SAYFALAR

8 Eylül 2011 Perşembe

‘Tam Türk İşi Bir Darbe’

ULUSLARARASI BİLİMSEL YAYIN ORGANLARI TÜBA'YI AKADEMİ OLMAKTAN ÇIKARTAN KARARI NEDENİYLE, HÜKÜMETİ TOPA TUTUYORLAR...

Dünyanın en saygın bir kaç bilim dergisinden biri olan Nature, 7 Eylül tarihli editoryal yazısında, hükümetin TÜBA ile ilgili çıkarttığı kararnameyi tam bir hükümet darbesi olarak nitelendiriyor.
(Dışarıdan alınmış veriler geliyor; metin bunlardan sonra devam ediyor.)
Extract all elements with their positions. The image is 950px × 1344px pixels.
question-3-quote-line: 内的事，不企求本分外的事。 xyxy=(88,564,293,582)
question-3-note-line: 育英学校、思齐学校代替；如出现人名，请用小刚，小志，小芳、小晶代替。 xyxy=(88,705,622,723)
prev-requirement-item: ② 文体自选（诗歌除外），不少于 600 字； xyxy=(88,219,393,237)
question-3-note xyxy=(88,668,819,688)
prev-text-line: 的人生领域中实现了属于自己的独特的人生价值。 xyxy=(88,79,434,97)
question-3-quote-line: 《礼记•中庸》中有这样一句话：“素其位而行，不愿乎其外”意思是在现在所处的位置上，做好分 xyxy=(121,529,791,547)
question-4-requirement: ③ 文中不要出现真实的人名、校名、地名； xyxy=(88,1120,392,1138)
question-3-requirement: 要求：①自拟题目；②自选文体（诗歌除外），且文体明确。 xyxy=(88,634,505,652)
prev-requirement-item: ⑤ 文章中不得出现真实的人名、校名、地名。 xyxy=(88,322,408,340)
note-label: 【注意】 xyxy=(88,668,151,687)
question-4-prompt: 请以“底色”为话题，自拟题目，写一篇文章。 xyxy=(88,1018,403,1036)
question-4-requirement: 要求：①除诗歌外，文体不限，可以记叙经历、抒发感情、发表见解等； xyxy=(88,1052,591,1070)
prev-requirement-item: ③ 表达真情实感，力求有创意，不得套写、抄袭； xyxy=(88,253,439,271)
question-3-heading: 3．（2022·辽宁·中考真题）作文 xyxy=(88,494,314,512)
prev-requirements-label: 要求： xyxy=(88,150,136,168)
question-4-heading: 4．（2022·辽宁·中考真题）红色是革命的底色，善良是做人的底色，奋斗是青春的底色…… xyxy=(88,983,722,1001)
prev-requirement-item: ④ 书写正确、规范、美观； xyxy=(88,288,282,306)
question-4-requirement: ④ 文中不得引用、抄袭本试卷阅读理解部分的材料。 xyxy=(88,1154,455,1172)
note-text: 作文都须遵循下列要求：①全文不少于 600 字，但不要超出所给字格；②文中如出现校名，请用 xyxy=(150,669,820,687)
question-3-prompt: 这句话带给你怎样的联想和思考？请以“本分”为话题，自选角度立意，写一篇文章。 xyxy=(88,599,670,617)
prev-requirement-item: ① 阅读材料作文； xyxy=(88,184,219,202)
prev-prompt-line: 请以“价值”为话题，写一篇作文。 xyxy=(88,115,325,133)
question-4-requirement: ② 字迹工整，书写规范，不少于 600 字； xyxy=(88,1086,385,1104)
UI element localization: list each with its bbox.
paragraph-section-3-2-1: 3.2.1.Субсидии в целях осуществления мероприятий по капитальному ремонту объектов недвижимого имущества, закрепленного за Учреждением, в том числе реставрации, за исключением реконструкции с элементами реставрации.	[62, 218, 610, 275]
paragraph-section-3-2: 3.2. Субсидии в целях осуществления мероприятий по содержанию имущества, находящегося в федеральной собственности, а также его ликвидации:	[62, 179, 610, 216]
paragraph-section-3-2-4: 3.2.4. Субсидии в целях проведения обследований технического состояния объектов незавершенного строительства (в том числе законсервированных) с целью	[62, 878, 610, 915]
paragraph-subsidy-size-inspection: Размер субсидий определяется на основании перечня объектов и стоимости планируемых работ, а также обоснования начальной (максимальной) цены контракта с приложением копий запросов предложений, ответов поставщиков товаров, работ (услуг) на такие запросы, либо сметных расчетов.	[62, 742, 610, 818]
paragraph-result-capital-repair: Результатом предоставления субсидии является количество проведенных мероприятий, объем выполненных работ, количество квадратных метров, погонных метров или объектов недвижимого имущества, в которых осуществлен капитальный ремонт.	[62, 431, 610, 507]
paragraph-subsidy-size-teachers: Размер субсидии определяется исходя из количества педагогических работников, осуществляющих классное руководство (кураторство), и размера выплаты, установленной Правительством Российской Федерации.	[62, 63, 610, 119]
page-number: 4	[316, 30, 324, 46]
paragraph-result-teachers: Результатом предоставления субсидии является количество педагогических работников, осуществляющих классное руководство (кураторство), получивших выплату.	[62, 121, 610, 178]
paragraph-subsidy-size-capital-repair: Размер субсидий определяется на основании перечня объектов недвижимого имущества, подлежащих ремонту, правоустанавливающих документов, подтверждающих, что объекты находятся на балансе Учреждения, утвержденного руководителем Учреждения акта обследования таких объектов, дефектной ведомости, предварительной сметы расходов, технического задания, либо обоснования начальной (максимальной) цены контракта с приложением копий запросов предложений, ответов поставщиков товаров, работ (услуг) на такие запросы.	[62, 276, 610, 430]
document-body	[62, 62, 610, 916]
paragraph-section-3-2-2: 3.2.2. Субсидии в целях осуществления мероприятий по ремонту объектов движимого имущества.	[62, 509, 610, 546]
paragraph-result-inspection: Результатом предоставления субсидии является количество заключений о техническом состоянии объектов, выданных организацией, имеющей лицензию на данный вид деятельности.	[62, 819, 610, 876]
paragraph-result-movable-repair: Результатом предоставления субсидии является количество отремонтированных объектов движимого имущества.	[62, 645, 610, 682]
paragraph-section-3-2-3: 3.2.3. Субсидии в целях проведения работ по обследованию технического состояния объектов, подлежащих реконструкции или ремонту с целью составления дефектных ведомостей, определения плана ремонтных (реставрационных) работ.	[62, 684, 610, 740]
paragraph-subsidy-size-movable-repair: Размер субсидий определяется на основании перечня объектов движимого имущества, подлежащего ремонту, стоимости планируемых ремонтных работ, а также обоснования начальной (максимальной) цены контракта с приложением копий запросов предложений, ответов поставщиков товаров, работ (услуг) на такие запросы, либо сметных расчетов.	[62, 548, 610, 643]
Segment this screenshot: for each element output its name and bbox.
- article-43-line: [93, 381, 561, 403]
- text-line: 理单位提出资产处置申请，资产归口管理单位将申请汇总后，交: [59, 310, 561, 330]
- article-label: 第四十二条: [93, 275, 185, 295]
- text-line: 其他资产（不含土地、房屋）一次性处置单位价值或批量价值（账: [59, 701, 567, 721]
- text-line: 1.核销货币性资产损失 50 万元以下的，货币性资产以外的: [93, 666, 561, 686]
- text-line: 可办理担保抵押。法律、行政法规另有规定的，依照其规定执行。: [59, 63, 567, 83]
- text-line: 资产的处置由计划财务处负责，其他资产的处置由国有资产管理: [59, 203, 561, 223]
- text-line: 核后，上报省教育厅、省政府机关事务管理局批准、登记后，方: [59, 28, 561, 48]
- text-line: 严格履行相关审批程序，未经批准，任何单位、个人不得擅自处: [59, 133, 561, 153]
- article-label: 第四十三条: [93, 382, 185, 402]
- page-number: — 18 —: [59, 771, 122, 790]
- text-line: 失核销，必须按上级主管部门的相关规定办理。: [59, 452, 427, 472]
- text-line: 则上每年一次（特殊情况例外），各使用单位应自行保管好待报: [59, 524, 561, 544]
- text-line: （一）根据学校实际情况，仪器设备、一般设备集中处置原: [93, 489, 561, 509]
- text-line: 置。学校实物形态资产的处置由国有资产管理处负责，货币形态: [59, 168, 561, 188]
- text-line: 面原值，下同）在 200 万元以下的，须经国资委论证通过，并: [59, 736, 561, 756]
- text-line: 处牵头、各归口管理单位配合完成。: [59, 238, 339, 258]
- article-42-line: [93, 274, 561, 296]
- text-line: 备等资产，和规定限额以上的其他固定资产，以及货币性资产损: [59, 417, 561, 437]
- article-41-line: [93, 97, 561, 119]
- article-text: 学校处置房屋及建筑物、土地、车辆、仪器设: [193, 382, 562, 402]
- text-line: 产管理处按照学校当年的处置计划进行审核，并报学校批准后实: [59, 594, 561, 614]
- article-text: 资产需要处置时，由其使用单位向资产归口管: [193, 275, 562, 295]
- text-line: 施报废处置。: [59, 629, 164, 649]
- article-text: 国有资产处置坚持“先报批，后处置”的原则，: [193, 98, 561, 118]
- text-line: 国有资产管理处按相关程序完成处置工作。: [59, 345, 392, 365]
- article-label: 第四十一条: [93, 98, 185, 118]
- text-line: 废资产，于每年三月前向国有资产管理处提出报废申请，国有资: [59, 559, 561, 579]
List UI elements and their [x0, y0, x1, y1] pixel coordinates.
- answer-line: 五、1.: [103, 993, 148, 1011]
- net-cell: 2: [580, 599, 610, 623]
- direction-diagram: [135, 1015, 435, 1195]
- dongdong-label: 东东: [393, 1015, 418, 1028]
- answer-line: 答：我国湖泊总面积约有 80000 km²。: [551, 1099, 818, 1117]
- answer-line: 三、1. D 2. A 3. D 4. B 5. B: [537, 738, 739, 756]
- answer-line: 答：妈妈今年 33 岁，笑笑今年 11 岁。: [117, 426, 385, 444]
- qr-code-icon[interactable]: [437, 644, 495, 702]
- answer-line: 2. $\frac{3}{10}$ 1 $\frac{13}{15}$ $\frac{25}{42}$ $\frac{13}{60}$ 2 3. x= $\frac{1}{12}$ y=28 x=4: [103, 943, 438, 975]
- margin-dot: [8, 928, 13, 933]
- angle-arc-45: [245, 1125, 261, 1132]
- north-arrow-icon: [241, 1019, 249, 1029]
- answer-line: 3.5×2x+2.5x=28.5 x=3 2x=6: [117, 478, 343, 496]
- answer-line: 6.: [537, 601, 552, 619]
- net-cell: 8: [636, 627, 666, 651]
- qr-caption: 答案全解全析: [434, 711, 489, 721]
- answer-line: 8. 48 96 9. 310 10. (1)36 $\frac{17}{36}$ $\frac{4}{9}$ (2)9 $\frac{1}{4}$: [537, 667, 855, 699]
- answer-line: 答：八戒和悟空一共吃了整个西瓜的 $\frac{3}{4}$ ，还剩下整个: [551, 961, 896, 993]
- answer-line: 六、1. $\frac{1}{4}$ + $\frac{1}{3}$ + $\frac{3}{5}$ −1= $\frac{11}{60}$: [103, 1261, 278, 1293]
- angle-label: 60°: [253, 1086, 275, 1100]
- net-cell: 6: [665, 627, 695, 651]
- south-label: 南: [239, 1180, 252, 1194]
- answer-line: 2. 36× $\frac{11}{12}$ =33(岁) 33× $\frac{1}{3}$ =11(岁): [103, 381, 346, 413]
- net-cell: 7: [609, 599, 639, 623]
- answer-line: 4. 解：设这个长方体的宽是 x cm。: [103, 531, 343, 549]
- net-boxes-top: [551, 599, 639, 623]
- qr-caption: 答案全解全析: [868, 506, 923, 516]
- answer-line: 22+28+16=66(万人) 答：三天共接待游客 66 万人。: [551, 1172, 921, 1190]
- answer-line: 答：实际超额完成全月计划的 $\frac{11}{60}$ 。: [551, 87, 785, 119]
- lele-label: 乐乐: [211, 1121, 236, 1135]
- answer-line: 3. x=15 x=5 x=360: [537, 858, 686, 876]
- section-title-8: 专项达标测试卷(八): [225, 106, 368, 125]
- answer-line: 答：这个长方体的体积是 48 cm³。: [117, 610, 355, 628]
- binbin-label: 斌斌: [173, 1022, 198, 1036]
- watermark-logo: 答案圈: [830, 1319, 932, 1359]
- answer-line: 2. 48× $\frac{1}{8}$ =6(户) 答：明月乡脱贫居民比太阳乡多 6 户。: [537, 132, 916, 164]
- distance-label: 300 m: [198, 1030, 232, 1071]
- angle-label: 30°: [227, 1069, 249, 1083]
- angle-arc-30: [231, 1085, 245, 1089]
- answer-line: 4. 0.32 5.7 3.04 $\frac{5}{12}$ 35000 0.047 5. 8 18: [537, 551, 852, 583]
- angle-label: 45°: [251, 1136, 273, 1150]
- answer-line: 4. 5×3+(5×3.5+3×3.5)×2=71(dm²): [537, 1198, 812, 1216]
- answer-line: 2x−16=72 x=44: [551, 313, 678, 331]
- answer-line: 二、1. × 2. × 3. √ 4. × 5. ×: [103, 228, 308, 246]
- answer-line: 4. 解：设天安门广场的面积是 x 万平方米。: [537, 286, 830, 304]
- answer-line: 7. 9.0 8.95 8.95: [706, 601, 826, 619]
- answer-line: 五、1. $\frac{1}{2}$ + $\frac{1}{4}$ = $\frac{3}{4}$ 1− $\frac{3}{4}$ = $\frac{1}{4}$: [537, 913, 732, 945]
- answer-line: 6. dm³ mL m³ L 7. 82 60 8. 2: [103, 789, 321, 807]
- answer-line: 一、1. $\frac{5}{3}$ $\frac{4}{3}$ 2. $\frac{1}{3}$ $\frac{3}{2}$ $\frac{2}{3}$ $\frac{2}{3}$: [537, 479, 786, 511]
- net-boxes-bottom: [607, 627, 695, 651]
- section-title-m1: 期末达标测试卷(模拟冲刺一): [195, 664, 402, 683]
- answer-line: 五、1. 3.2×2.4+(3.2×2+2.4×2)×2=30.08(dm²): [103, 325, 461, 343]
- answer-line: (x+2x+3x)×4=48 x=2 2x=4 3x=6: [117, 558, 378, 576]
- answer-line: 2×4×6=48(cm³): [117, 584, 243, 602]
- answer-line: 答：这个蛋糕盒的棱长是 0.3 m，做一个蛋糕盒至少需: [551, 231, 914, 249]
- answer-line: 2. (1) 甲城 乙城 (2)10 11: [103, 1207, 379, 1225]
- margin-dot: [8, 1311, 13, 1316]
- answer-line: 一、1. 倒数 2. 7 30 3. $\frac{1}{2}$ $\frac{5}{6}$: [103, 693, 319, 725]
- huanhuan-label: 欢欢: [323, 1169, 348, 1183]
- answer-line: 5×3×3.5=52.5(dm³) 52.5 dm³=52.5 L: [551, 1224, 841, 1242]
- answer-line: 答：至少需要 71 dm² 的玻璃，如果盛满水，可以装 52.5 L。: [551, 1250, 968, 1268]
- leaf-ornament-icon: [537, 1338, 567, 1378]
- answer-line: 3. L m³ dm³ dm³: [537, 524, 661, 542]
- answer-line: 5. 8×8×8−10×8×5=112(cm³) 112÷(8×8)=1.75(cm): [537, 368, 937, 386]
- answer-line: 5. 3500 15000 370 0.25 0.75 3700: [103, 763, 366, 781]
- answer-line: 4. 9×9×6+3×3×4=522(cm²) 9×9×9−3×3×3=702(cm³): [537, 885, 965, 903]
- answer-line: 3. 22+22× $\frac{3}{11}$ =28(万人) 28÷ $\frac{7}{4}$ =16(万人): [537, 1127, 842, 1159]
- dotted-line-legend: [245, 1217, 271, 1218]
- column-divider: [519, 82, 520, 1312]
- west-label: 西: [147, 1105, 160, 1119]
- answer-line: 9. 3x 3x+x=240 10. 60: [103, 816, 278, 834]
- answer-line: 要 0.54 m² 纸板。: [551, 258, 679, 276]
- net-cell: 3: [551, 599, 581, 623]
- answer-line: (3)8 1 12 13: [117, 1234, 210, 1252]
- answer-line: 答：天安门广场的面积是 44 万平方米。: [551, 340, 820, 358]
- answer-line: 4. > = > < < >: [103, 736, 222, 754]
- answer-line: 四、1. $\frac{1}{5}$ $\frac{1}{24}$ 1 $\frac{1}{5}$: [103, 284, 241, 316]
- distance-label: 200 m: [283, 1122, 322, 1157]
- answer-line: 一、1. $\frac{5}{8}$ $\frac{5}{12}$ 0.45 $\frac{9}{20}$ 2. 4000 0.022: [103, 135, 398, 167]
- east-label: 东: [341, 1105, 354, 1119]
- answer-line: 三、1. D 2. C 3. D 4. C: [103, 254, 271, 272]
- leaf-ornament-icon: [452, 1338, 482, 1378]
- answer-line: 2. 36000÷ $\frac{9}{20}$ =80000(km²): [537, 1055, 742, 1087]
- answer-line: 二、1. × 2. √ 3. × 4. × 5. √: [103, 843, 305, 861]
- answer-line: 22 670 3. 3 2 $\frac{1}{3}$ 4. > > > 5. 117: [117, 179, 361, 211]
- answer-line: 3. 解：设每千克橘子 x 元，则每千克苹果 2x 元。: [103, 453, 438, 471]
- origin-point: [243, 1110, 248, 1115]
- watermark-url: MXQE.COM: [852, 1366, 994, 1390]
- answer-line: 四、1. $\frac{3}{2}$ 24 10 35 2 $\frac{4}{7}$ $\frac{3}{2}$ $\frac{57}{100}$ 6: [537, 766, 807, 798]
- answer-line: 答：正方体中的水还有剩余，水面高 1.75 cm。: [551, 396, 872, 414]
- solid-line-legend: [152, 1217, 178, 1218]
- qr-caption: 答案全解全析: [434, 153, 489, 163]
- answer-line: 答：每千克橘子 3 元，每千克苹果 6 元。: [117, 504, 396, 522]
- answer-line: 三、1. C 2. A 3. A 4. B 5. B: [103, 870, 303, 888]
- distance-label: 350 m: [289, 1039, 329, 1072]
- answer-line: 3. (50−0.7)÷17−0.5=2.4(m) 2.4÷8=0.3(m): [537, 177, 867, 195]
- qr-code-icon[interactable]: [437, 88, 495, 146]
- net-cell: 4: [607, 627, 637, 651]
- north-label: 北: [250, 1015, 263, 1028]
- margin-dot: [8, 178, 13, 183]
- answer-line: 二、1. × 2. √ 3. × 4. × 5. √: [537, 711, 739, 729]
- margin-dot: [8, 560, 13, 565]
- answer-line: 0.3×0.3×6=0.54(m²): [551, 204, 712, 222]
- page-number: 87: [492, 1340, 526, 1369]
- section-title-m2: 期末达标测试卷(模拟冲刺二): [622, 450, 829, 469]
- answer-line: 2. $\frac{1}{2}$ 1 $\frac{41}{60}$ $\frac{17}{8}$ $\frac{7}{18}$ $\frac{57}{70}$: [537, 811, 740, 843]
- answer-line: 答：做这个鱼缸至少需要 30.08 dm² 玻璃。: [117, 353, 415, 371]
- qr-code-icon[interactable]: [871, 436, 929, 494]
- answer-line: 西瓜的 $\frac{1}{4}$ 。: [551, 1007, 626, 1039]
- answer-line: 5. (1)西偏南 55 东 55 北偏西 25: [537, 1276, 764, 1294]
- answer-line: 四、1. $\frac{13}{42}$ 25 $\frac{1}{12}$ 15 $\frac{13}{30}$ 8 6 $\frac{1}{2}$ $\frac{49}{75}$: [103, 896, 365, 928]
Makale, dünyanın dört bir yanındaki bilim insanlarını Türk hükümetinin akademik özerkliği ortadan kaldırma çabalarına karşı TÜBA’nın yanında yer almaya davet ederken, genel olarak herkesin bu girişimi demokrasi karşıtı bir tehdit olarak görmeleri gerektiğini söylüyor.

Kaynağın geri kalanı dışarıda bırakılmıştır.